— Теперь, государь, ты видишь силу тьмы. Понимаешь, что, либо вы все погибните, либо научитесь, все-таки, жить по новому, так, как я вас научу. В вас отвращенье вызывали те формы, которые я вам дарил, но только от нежелания принимать что-то новое. Вы могли бы хранить в себе свет, но при этом стать по настоящему могучими, чтобы дать достойный отпор. Сейчас я вам помогу с помощью тех воронов, с алмазными когтями — тем самым покажу, насколько не верно ваше предубежденье, против каких бы то ни было темных, зловещих форм. Сейчас они бросятся на следующего дракона, на третьего — я уверен, что через некоторое время отгонят их всех прочь. Так же, с моей помощью, преображенные, смогут повернуть и Барлогов, ну а уж орки сами побегут, да еще и ятаганы побросают…

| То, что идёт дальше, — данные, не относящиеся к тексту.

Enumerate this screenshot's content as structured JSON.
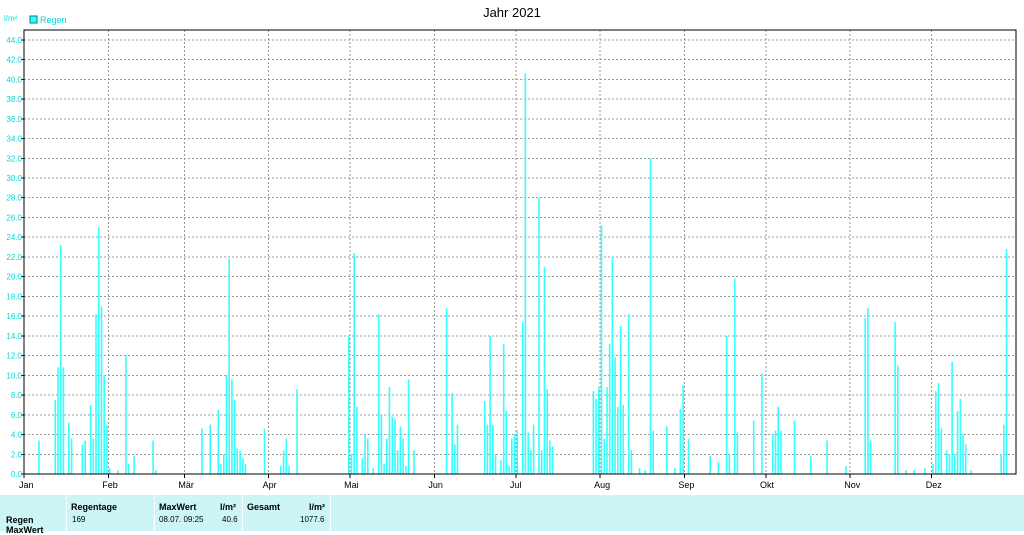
{
  "chart_data": {
    "type": "bar",
    "title": "Jahr 2021",
    "ylabel": "l/m²",
    "ylim": [
      0,
      45
    ],
    "yticks": [
      "0.0",
      "2.0",
      "4.0",
      "6.0",
      "8.0",
      "10.0",
      "12.0",
      "14.0",
      "16.0",
      "18.0",
      "20.0",
      "22.0",
      "24.0",
      "26.0",
      "28.0",
      "30.0",
      "32.0",
      "34.0",
      "36.0",
      "38.0",
      "40.0",
      "42.0",
      "44.0"
    ],
    "xlim": [
      1,
      365
    ],
    "months": [
      {
        "label": "Jan",
        "day": 1
      },
      {
        "label": "Feb",
        "day": 32
      },
      {
        "label": "Mär",
        "day": 60
      },
      {
        "label": "Apr",
        "day": 91
      },
      {
        "label": "Mai",
        "day": 121
      },
      {
        "label": "Jun",
        "day": 152
      },
      {
        "label": "Jul",
        "day": 182
      },
      {
        "label": "Aug",
        "day": 213
      },
      {
        "label": "Sep",
        "day": 244
      },
      {
        "label": "Okt",
        "day": 274
      },
      {
        "label": "Nov",
        "day": 305
      },
      {
        "label": "Dez",
        "day": 335
      }
    ],
    "grid": true,
    "legend": "top-left",
    "color": "#33ffff",
    "series": [
      {
        "name": "Regen",
        "points": [
          [
            6,
            3.4
          ],
          [
            12,
            7.5
          ],
          [
            13,
            10.8
          ],
          [
            14,
            23.2
          ],
          [
            15,
            10.8
          ],
          [
            17,
            5.2
          ],
          [
            18,
            3.6
          ],
          [
            22,
            3.0
          ],
          [
            23,
            3.4
          ],
          [
            25,
            7.0
          ],
          [
            26,
            3.6
          ],
          [
            27,
            16.2
          ],
          [
            28,
            25.0
          ],
          [
            29,
            17.0
          ],
          [
            30,
            10.0
          ],
          [
            31,
            5.0
          ],
          [
            32,
            0.6
          ],
          [
            35,
            0.4
          ],
          [
            38,
            12.0
          ],
          [
            39,
            1.0
          ],
          [
            41,
            1.8
          ],
          [
            48,
            3.4
          ],
          [
            49,
            0.4
          ],
          [
            66,
            4.6
          ],
          [
            69,
            5.0
          ],
          [
            72,
            6.5
          ],
          [
            73,
            1.0
          ],
          [
            74,
            2.0
          ],
          [
            75,
            10.0
          ],
          [
            76,
            21.8
          ],
          [
            77,
            9.6
          ],
          [
            78,
            7.5
          ],
          [
            79,
            2.6
          ],
          [
            80,
            2.4
          ],
          [
            81,
            1.6
          ],
          [
            82,
            1.0
          ],
          [
            89,
            4.6
          ],
          [
            95,
            0.8
          ],
          [
            96,
            2.4
          ],
          [
            97,
            3.6
          ],
          [
            98,
            0.8
          ],
          [
            101,
            8.6
          ],
          [
            120,
            14.0
          ],
          [
            121,
            2.0
          ],
          [
            122,
            22.4
          ],
          [
            123,
            6.8
          ],
          [
            125,
            1.6
          ],
          [
            126,
            4.0
          ],
          [
            127,
            3.6
          ],
          [
            129,
            0.6
          ],
          [
            131,
            16.2
          ],
          [
            132,
            6.0
          ],
          [
            133,
            1.0
          ],
          [
            134,
            3.6
          ],
          [
            135,
            8.8
          ],
          [
            136,
            5.8
          ],
          [
            137,
            5.6
          ],
          [
            138,
            2.4
          ],
          [
            139,
            4.8
          ],
          [
            140,
            3.6
          ],
          [
            141,
            0.8
          ],
          [
            142,
            9.6
          ],
          [
            144,
            2.4
          ],
          [
            156,
            16.8
          ],
          [
            158,
            8.2
          ],
          [
            159,
            3.0
          ],
          [
            160,
            5.0
          ],
          [
            170,
            7.4
          ],
          [
            171,
            5.0
          ],
          [
            172,
            14.0
          ],
          [
            173,
            5.0
          ],
          [
            174,
            2.0
          ],
          [
            176,
            1.4
          ],
          [
            177,
            13.2
          ],
          [
            178,
            6.4
          ],
          [
            179,
            0.8
          ],
          [
            180,
            3.6
          ],
          [
            181,
            4.0
          ],
          [
            182,
            4.4
          ],
          [
            184,
            15.4
          ],
          [
            185,
            40.6
          ],
          [
            186,
            4.2
          ],
          [
            187,
            2.4
          ],
          [
            188,
            5.0
          ],
          [
            190,
            28.0
          ],
          [
            191,
            2.4
          ],
          [
            192,
            21.0
          ],
          [
            193,
            8.6
          ],
          [
            194,
            3.4
          ],
          [
            195,
            2.8
          ],
          [
            210,
            8.4
          ],
          [
            211,
            7.6
          ],
          [
            212,
            8.8
          ],
          [
            213,
            25.2
          ],
          [
            214,
            3.6
          ],
          [
            215,
            8.8
          ],
          [
            216,
            13.2
          ],
          [
            217,
            22.0
          ],
          [
            218,
            11.8
          ],
          [
            219,
            6.8
          ],
          [
            220,
            15.0
          ],
          [
            221,
            7.0
          ],
          [
            223,
            16.2
          ],
          [
            224,
            2.4
          ],
          [
            227,
            0.6
          ],
          [
            229,
            0.4
          ],
          [
            231,
            32.0
          ],
          [
            232,
            4.4
          ],
          [
            237,
            4.8
          ],
          [
            240,
            0.6
          ],
          [
            242,
            6.6
          ],
          [
            243,
            9.0
          ],
          [
            245,
            3.6
          ],
          [
            253,
            1.8
          ],
          [
            256,
            1.2
          ],
          [
            259,
            14.0
          ],
          [
            260,
            2.0
          ],
          [
            262,
            19.8
          ],
          [
            263,
            4.2
          ],
          [
            269,
            5.4
          ],
          [
            272,
            10.2
          ],
          [
            276,
            4.0
          ],
          [
            277,
            4.4
          ],
          [
            278,
            6.8
          ],
          [
            279,
            4.4
          ],
          [
            284,
            5.4
          ],
          [
            290,
            1.8
          ],
          [
            296,
            3.4
          ],
          [
            303,
            0.8
          ],
          [
            310,
            15.8
          ],
          [
            311,
            16.8
          ],
          [
            312,
            3.4
          ],
          [
            321,
            15.4
          ],
          [
            322,
            11.0
          ],
          [
            325,
            0.4
          ],
          [
            328,
            0.4
          ],
          [
            332,
            0.6
          ],
          [
            335,
            1.0
          ],
          [
            336,
            8.4
          ],
          [
            337,
            9.2
          ],
          [
            338,
            4.6
          ],
          [
            340,
            2.4
          ],
          [
            341,
            2.0
          ],
          [
            342,
            11.4
          ],
          [
            343,
            2.0
          ],
          [
            344,
            6.4
          ],
          [
            345,
            7.6
          ],
          [
            346,
            4.0
          ],
          [
            347,
            3.0
          ],
          [
            349,
            0.4
          ],
          [
            360,
            2.0
          ],
          [
            361,
            5.0
          ],
          [
            362,
            22.8
          ]
        ]
      }
    ]
  },
  "stats": {
    "row_label": "Regen",
    "row_label_2": "MaxWert",
    "regentage_header": "Regentage",
    "regentage_value": "169",
    "maxwert_header": "MaxWert",
    "maxwert_unit": "l/m²",
    "maxwert_date": "08.07.  09:25",
    "maxwert_value": "40.6",
    "gesamt_header": "Gesamt",
    "gesamt_unit": "l/m²",
    "gesamt_value": "1077.6"
  }
}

Эрмел говорил с такой уверенностью в своей силе, что, действительно, ничего ему не стоит повернуть всю эту несметную армию, и что будет по его — что Келебримбер, чувствующий, что там, под этими облаками, идет страшное разрушенье, идет беспрерывное убийство, уставший от всего этого, измученный своею тоскою — готов был сдаться, подтвердить свое согласие. Но вот этот голос, всегда, казалось бы, ведающий верную дорогу, голос победителя — этот голос вдруг оборвался, и услышал Келебримбер злобное шипенье, словно бы целый выводок ядовитых змей висел перед ним, в воздухе. Он взглянул на этого светлого, белоснежного старца Эрмела, и увидел, как белизна эта и благородные черты оплыли, словно воск на горящей свече; тогда же вспомнил он, как обратился во что-то темное, дымящееся клок отрубленных у него волос, и тут же опомнился государь от этого колдовского наважденья, взгляд свой вверх, к звездам устремил, и тут же и успокоение, и решимость почувствовал, хотел уж заявить, что, эльфам лучше погибнуть, лучше королевство свое в пепелищах оставить, тем принимать ту жуть, перерождаться в каких-то тварей (ведь именно от такого преображенья появились в рудниках Утумно и первые орки) — он начал говорить, но Эрмел не слушал его: он продолжал шипеть, и все громче и громче раздавалось это шипенье, черты же все продолжали оплывать, и казалось, что сейчас вот откроется что-то жуткое. На Келебримбера он взглянул так, мельком — провел возле него рукою, и тут же отпустил — эльф оказался опутанной некой призрачной, темноватой пеленою, за которой он почти ничего не видел, и не мог пошевелится. Он остался висеть в одном месте, над извергающими бордовые отсветы тучами, ну а Эрмел, отставив его, метнулся вниз. Да — он почувствовал, что все пошло не по его замыслу, что вмешалась некая сторонняя, непредвиденная сила. Однако, Эрмел так и не знал еще, что это за сила; и, тем более, не мог и предположить, что вмешалась она по воле Маэглина…

* * *

Еще незадолго перед этим эльф и эльфийка — отец и матушка златовласой девочки, пробирались к мосту, отчаянно торопились, ужасались, что смерть может забрать их. Но вот, когда все вокруг засияло, зашипело раскаленными, вжигающимися в землю полосами, когда все налилось ослепительным белесым сиянием, жар возрос до нестерпимых, слепящих пределов, а воздух над головами загрохотал, задрожал от многотонной, падающей на них массы — вот тогда они, как и все окружающие их остановились, вдруг явственно осознав, что через несколько мгновений их не станет в Среднеземье, но проснуться они в блаженном Валиноре. И они смирились с этим. Теперь было даже недоумение, чего они так боялись, зачем суетились, бежали — их ждала прекрасная земля, там они вновь будут все вместе, и там им уже не будет грозить никакое зло, полетят, поплывут в сладостном движенье полные любви века. И вот они встали друг против друга, с нежностью глядели друг другу в лица. Очнулась от забытья девочка, она открыла глаза, увидела сияющий лик матери, ту ослепительную, кипящую массу, которая куполом неслась на них сверху — и закричала! Она не знала, и знать ничего не хотела про Валинор — она хотела жить здесь, прежней жизнью, которая теперь так стремительно разрушалась. И вот увидела она девятерых, стремительно несущихся воронов, и поняла, что могут они вынести ее, протянула к ним ручки.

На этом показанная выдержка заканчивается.